Naming my beadwork is probably the hardest part of the whole
process for me. A good name can mean so much when you are trying to convey an
idea or a concept through a piece of beadwork or beaded jewelry. To me,
choosing a good name for a piece of beadwork can make it or break it!
Sometimes, a good name just comes to me while I'm working on
a piece or sketching out a concept in my sketchbook. It might be a line from a
poem or even from a movie. Names can come to me when I think about what was
happening in my life during the time I made a particular piece of beadwork or
the time period that inspired a piece.
|The Lady in the Lake gets its name from a creepy story about a suicide on nearby Lake Placid.

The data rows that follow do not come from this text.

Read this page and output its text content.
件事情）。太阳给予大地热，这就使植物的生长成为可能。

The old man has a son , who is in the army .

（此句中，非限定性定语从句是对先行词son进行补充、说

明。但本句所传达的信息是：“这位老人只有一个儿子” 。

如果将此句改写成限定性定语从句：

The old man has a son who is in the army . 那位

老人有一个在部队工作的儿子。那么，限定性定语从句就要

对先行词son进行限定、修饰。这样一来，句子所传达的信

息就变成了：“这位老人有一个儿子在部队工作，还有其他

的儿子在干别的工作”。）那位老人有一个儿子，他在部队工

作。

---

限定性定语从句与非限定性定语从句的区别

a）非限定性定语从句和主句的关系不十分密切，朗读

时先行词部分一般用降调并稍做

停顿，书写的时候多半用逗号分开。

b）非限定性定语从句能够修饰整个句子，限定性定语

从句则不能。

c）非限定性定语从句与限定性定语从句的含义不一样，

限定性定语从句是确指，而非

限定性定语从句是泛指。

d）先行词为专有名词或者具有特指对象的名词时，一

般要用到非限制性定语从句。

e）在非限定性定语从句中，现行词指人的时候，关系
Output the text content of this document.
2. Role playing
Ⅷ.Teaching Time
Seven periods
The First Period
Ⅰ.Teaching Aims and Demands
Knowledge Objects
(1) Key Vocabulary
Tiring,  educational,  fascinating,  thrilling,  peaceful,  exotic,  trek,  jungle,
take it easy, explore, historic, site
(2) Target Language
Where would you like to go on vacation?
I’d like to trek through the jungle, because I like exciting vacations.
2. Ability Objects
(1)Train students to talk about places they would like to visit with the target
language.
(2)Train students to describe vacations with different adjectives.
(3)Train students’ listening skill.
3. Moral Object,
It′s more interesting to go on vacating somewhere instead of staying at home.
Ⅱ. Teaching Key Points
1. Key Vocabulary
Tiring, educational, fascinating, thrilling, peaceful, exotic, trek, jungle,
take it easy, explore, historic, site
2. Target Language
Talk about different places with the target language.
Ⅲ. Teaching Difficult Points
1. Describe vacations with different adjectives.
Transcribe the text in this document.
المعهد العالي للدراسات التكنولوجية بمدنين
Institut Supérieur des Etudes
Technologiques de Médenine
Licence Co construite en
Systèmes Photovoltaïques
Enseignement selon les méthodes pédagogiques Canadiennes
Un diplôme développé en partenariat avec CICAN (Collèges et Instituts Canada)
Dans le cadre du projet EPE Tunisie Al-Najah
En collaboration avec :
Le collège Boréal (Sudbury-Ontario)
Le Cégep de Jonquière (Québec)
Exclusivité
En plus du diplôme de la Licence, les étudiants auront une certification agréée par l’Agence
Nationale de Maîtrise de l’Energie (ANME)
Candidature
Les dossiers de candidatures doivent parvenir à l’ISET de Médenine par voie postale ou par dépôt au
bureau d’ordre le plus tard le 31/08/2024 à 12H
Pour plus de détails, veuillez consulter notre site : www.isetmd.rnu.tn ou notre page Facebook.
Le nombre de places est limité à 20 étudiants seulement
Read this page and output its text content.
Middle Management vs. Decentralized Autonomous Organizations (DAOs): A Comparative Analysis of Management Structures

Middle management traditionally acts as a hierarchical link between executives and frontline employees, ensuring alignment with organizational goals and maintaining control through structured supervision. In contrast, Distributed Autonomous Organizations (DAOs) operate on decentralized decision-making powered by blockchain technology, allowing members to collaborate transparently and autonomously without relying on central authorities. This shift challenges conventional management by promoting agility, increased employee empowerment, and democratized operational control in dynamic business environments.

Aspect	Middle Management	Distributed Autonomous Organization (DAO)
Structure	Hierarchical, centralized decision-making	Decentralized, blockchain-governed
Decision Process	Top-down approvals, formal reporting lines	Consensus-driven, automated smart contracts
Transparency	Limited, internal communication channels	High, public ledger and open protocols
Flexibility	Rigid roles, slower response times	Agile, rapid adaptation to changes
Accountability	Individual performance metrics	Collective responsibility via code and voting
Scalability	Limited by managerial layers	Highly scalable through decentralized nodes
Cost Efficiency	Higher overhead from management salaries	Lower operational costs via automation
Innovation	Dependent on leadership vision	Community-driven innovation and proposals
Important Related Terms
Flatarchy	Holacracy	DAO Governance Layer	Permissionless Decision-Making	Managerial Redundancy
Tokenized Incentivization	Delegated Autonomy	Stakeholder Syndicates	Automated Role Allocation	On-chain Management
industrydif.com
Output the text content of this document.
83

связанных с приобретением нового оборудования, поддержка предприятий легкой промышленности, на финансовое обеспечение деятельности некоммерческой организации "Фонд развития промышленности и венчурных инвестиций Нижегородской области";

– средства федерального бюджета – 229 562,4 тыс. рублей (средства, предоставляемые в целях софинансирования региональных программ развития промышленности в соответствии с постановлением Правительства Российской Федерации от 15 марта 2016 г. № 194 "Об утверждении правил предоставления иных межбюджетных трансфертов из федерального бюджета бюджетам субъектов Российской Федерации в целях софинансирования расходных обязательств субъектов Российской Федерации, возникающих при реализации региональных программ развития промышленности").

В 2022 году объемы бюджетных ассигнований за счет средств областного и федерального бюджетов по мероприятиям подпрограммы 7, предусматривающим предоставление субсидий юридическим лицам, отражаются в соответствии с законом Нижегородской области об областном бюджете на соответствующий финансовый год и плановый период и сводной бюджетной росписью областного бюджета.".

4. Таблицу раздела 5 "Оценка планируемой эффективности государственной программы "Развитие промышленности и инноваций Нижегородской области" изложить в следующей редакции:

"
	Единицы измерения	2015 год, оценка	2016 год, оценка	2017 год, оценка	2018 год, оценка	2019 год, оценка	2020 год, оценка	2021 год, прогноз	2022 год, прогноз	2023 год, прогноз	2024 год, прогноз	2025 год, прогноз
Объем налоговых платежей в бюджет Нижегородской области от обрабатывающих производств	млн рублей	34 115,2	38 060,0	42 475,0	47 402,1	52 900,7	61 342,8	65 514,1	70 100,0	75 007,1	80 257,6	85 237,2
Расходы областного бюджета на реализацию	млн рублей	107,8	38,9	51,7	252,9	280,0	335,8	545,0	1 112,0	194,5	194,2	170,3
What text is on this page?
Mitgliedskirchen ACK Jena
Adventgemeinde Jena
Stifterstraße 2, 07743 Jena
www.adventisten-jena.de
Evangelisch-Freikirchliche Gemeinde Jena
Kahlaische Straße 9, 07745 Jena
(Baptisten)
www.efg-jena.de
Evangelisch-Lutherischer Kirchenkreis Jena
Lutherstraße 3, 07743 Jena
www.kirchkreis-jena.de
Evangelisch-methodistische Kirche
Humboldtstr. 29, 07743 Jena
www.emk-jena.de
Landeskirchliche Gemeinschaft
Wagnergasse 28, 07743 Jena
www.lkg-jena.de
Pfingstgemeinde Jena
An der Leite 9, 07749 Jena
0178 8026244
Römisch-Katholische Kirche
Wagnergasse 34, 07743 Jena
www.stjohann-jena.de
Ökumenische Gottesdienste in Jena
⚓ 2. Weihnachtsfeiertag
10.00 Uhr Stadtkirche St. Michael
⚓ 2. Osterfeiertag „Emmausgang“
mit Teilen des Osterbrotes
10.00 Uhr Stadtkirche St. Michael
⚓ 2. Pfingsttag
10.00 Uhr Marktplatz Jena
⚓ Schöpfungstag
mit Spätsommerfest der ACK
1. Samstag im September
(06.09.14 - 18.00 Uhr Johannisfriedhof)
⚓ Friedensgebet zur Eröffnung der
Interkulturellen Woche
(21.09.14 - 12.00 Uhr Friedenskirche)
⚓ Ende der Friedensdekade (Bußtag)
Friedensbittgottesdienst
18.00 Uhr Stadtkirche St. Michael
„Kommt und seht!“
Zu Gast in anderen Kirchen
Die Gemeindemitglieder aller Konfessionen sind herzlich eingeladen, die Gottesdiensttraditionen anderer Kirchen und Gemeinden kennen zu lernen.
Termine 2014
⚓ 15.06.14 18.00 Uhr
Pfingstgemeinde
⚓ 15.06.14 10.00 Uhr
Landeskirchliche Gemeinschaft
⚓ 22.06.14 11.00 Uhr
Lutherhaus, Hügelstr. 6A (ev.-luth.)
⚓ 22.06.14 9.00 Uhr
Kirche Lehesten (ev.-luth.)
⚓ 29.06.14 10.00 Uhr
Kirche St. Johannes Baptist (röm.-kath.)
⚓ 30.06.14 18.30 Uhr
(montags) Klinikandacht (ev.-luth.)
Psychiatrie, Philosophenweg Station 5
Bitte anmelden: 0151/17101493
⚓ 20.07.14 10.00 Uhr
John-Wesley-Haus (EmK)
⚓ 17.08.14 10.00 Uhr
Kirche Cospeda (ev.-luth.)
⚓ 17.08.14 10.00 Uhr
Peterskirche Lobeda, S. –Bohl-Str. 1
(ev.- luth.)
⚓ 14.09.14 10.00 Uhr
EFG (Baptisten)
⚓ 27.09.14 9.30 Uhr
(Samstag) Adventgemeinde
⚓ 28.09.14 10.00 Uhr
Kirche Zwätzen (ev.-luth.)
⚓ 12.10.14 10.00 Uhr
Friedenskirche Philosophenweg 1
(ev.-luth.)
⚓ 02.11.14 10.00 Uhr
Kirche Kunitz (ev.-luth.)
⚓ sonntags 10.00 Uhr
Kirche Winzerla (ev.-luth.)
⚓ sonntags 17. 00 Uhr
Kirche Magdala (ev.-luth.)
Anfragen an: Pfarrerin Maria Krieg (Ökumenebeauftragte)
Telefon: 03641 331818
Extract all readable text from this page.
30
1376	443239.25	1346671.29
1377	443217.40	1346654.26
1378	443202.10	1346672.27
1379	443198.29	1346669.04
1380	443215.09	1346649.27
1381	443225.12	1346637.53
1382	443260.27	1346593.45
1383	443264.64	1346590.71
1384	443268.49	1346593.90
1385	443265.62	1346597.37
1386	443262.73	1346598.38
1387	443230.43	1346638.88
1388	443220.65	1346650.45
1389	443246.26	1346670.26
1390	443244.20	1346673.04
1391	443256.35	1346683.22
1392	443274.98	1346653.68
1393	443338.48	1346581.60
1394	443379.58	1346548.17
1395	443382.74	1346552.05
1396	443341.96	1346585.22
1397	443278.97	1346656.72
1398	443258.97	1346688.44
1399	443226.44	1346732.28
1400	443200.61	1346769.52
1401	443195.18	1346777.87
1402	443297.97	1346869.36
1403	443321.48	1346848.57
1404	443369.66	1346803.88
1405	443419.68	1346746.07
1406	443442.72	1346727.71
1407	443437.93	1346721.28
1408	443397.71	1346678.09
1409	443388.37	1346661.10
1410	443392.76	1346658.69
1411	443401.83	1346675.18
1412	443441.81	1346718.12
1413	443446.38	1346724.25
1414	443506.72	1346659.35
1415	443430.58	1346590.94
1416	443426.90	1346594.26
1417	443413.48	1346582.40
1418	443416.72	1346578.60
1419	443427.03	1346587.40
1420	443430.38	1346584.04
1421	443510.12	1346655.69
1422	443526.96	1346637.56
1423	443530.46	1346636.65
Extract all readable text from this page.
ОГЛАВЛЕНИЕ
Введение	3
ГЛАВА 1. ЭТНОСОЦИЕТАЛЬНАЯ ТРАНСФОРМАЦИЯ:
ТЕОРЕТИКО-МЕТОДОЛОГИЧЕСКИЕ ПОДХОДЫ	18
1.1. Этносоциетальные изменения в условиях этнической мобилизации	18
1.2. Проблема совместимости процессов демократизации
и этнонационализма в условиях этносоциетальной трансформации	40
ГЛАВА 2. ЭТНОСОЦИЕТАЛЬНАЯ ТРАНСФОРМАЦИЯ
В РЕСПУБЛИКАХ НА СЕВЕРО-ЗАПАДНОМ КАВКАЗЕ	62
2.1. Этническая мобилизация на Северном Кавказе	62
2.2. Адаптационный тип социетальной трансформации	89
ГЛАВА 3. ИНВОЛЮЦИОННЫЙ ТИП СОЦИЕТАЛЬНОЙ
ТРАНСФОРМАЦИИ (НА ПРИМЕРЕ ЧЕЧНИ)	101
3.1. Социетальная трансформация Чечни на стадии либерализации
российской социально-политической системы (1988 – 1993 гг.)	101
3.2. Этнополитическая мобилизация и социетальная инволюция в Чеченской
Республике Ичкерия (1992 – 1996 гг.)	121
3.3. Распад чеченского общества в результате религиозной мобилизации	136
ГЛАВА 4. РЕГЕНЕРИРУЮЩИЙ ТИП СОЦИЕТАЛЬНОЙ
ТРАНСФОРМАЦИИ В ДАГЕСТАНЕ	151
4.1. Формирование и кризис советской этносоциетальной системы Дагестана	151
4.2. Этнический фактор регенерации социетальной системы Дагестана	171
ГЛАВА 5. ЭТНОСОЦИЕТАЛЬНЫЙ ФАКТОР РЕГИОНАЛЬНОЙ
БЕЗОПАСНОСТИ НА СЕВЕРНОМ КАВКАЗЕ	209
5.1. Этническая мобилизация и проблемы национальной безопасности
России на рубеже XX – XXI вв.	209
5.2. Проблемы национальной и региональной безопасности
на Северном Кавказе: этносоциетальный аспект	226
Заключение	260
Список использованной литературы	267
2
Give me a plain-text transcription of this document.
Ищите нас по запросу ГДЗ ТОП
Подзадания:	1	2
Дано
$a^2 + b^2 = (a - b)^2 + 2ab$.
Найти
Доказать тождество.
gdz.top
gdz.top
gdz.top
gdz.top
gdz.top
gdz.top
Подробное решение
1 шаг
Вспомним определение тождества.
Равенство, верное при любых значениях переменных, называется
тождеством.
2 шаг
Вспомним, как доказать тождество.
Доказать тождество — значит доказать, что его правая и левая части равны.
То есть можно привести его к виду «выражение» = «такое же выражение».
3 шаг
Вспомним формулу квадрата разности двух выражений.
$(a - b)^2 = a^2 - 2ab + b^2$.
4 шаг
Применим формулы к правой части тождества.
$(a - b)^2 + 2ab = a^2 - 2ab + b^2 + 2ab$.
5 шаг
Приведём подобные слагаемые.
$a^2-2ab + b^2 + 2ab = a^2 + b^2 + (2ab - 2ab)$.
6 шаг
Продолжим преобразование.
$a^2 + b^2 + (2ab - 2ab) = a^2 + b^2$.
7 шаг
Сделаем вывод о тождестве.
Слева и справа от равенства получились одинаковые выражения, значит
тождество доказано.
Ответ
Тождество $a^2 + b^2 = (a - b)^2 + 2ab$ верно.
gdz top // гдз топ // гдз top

This piece, The Lady in the Lake, was inspired by a piece of
local history from Lake Placid, New York. It involved the disappearance and
apparent suicide of Mabel Douglas, a summer resident who owned a camp on the
lake and was the founder of Douglas College at Rutgers University in New
Brunswick, New Jersey. I created the piece to reflect the story of how Douglas's
body was discovered at the bottom of the lake thirty years after her mysterious
disappearance. While the overall piece seems to be really creepy (my husband
couldn't wait for me to finish it so he wouldn't have to look at it every time
he walked past my work table), it did a good job of reflecting the creepy story
When it's time to figure out a name for your finished
beadwork, here are a few things to keep in mind for a successful name:
Relate the name to
your project. Sometimes the most successful names are the most obvious. For
my Victorian Infinity necklace, I chose to use the word "infinity" in the title
because the shape of the twisted herringbone components resembled the
mathematical symbol for infinity. (Yes, I am a math geek. You have been
warned.) Look for symbols or colors in your beadwork that you can use to come
up with a great name.
Keep it simple.
Don't go overboard with your names. Keeping it short and sweet when naming your
beadwork can work to your advantage. It's usually easier to remember a short
title than one that takes up an entire line on the page. Look for highly
descriptive words that can capture the essence of your piece. If you need help,
grab a thesaurus and look for alternatives to wordy phrases!
Use the classics. I've
been inspired by great works of literature and art when making my beadwork, so
I don't hesitate to refer to those titles when I name my beadwork. If the
original title or the artwork is very long, consider pulling a few select words
to use in the name for your own beadwork.
||I definitely broke the "Keep it Simple" rule with this piece, but I certainly made people laugh when I named it "We're All the Same But Different"!
Make them laugh. Funny
names are always good! Even though I broke the "Keep it Simple" rule here, I
decided to name this lampwork necklace, "We're All the Same But Different"
after an episode of a favorite television show. (Five points to the person who
knows which television show it is!) It certainly got a lot of laughs when it
went on display as part of an art exhibit at my local cultural center, and the
piece eventually sold because of that title!